上記の記述から、やはり一番不思議なのは10月カンナツキの「クライシ」という言葉ではないかと思います。11月が触れられていないという事も気になります。この後の記述で女児が10ヶ月で産まれて、男児が12ヶ月で産まれるという男女の違いも、不思議なところです。男児の場合は、産後に亡くなる場合も多いので、それを考慮して12ヶ月目まで出生届を出す猶予を設けるという慣わしがあったのか、又は何年も後に出生届を出すという事もあったのか? 疑問が残るところではあります。

 

もう一つ気がつくことは、月の名前は稲の成長・農作業とも関連しているという事です。胎児の成長と稲の成長を月の名にして示しているように思います。

 

以上、16アヤの考察から、「トメヂ」=38「サト」となる理由を探してみましたが、日々の「イキ」呼吸数の増加が360回なのですが、38日目で「トメ」(止め)の数字になり増加数13680「イキ」(=回)で留まるところに、「38」の数字の由来がとりあえずは考えられました。

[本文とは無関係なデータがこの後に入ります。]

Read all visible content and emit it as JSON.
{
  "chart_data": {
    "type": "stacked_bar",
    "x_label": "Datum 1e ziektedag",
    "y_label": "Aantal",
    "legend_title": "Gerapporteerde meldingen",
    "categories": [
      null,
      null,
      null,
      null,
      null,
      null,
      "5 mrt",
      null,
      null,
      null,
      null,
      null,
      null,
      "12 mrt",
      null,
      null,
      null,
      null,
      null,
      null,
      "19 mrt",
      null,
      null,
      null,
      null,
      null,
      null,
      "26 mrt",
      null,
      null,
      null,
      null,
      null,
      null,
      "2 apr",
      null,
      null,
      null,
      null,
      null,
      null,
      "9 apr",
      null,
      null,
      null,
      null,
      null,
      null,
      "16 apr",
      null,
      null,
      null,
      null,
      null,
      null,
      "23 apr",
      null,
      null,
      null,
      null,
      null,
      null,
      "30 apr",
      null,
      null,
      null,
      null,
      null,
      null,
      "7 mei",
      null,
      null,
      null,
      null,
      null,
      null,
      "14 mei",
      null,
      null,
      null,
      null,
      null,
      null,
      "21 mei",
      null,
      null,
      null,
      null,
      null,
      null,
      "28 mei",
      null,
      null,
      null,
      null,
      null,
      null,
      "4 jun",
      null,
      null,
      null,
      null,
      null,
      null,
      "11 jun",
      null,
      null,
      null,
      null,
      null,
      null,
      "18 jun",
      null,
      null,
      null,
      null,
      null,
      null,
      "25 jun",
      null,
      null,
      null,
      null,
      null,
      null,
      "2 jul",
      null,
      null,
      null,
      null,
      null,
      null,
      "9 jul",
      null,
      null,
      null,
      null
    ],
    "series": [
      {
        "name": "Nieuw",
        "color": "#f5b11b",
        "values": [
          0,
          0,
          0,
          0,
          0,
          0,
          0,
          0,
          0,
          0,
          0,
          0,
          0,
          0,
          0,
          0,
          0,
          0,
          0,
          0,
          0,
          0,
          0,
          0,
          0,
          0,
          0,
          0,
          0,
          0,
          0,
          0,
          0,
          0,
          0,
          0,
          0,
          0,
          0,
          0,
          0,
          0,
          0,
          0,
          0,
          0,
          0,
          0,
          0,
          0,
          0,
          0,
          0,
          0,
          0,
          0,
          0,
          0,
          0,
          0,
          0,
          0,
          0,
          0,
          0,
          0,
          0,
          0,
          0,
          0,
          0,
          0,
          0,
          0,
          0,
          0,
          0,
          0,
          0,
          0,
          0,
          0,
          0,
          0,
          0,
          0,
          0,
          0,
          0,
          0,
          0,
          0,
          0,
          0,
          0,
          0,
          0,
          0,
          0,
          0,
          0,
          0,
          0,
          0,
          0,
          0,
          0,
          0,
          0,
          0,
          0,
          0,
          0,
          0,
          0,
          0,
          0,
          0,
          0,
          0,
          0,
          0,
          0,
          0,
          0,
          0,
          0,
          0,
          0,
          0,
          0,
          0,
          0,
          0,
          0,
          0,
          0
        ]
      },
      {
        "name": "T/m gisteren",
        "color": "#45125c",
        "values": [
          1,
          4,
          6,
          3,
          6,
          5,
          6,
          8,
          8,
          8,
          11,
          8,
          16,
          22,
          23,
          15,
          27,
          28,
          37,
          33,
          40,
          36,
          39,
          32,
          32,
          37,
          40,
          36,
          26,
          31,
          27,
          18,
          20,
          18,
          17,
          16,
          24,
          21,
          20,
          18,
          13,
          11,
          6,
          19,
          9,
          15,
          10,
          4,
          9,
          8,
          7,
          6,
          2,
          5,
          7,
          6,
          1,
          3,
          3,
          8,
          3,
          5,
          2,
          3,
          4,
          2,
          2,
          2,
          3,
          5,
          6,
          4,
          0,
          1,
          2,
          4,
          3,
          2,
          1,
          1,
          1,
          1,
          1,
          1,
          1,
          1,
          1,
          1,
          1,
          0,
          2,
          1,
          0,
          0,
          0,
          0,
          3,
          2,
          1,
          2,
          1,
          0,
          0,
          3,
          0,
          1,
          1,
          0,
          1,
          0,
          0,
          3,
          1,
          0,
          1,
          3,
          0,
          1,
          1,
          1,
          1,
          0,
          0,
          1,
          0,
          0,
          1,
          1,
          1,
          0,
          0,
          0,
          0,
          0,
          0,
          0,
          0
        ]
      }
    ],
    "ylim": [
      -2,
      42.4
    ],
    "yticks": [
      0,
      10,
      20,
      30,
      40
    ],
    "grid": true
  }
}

「38」=(ミヤ:宮)という意味があるのではないか?とも最初は考えましたが、女児の場合は40日ですので、必ずしも38が「ミヤ:宮」を意味しているわけではないようです。

 

また、面白く思った事は、アメノミヲヤの「イキ」の数と成人男性の「イキ」の数、そして男児の場合の「イキ」の増加数も「ヨロミチムヤソ」(=13680)で同じだという事です。「アメノミヲヤ」はやはり男性だからですね。天皇が男系でなければならない理由とも関係しているように感じます。

 

 

今日のお話は以上です。

また、計算間違いなど気がついた事がございましたら、コメントを是非よろしくお願いいたします。

 

追記です:(「令和」の天皇皇后両陛下が愛知へ来られました。)

 

(岡崎市の沿道を通られる「天皇皇后両陛下」のお車の写真:ナイスショット!ですね。)

 

岡崎の友人が岡崎市を通られた「天皇皇后両陛下」のお車への旗振りに沿道へ行って、写メを送ってくれました。この写真は奥様が撮られたのだそううです。見事なベストショットが撮れたものですね! 友人も、お車が前を通られたら目の前がパッと明るくなったとコメントしていました。私は、雅子さまが笑顔で手を振っておられる姿を見ると、何故か、涙が溢れてきて仕方がないです。